裁判例66: 救済命令に関する訴えの利益

東京地方裁判所平成30年2月26判決(判例タイムズ1469号210頁)

 

 本件は、原告会社に所属する労働者についての工事現場におけるトラブルについて、組合が同トラブルに関する安全配慮義務について団体交渉を申し入れたのに原告が交渉拒否したことに対して、大阪府労委が団交応諾と団交拒否を認める文書手交の救済命令を発したため、原告が不服を申し立てたものの、中労委が棄却した(本件命令)ため、国を被告として、本件命令の取り消しを求めた事案である。

 

同訴訟では、①本件命令後の事情変更により訴えの利益が消滅したのではないか、②本件命令前に労働者が組合員資格を喪失したことで本件命令の救済の利益が掃滅したのではないか、が特に争われた。

 

裁判所は、以下の様に述べて、①について訴えの利益を否定するとともに、②については救済の利益を肯定して、訴えを一部却下、一部棄却した。

 

 まず、①のうち団交応諾命令については、「本件命令が発令された後に、本件出来事に係る原告の安全配慮義務を否定…した…判決が確定したというのであるから…既判力を持って法的な解決がされたと評価するほかない。
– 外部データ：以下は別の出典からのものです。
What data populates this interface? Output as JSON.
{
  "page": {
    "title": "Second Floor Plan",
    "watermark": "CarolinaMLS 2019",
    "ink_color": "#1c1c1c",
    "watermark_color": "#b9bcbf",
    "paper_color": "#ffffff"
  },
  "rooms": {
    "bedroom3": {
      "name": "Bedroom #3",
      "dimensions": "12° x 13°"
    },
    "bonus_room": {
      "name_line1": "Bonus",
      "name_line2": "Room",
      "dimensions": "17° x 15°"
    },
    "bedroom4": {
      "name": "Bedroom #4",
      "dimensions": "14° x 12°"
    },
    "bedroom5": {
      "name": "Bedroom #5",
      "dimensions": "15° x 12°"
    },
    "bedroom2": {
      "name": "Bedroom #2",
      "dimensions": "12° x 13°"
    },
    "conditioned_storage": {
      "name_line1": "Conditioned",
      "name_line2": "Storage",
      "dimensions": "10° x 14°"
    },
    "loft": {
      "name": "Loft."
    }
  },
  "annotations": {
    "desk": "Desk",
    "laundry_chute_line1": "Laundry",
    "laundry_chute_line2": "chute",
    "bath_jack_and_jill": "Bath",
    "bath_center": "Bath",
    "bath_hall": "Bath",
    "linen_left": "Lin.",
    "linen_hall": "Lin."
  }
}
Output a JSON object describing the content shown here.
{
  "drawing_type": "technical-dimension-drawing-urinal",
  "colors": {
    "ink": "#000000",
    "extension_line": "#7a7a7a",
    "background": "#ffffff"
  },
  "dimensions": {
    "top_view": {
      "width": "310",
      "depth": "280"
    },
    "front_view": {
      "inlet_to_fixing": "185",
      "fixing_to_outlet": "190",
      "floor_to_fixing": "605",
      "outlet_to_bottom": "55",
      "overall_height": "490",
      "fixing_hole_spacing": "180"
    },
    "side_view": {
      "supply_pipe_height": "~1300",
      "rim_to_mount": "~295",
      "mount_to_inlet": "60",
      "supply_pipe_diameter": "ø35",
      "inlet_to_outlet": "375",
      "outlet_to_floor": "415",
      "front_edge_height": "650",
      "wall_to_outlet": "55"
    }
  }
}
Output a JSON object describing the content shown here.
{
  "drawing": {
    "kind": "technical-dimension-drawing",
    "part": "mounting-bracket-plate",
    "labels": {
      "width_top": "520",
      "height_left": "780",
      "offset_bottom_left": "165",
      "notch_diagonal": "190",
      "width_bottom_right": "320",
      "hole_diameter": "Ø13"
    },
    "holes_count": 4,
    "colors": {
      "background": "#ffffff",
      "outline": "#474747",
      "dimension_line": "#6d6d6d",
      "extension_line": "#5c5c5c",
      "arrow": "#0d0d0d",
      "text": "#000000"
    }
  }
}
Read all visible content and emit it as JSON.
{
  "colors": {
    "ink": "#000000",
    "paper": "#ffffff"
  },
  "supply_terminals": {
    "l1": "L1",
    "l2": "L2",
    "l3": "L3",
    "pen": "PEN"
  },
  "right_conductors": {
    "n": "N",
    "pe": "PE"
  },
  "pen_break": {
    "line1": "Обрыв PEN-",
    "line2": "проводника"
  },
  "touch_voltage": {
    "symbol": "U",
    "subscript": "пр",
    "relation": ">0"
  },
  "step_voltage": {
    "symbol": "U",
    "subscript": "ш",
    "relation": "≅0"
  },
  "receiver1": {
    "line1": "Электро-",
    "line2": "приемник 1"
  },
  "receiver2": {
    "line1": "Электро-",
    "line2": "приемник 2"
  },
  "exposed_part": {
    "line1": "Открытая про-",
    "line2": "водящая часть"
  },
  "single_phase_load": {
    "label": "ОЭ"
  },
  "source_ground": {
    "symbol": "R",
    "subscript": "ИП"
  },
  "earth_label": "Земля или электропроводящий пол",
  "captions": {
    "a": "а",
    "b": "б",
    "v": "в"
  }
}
そうすると、本件団交応諾命令がいう本件出来事における原告の安全配慮義務とその責任については…団体交渉によって解決することが相当な事項ということができず」、「現時において、本件団交応諾命令は、その拘束力を失っており…法律上の利益が存しないとうことになる。」

 

他方、①のうち文書手交命令については、原告も組合も「それぞれ、現在も…存続しているものである。…そうすると、現時において原告から雇用される被告補助参加人の組合員がおらず」、また、安全配慮義務違反を理由とする「本件損害賠償請求訴訟判決が確定したとしても、被告補助参加人が今後に原告から雇用された労働者をその組合員として獲得する可能性が全く存在しないということはできないし、その獲得に伴い、原告と被告補助参加人との間の集団的労働労使関係が生じ、その正常な回復、確保を図ることが可能となる場合もあり得るものと考えられる」から、この部分については「訴えの利益を欠いているということはできない」とした。

 

 次に、②については、本件労働者の「個人的な権利利益の回復を目的とするものではなく、専ら原告が本件団交申入れに応じなかったことによって生じた…組合活動一般に対する侵害の除去、予防を目的とするものと解される」から、労働者が「事後的に…組合員たる資格を喪失したとしても」、組合が「これを求めることに影響を及ぼすものではない」とした。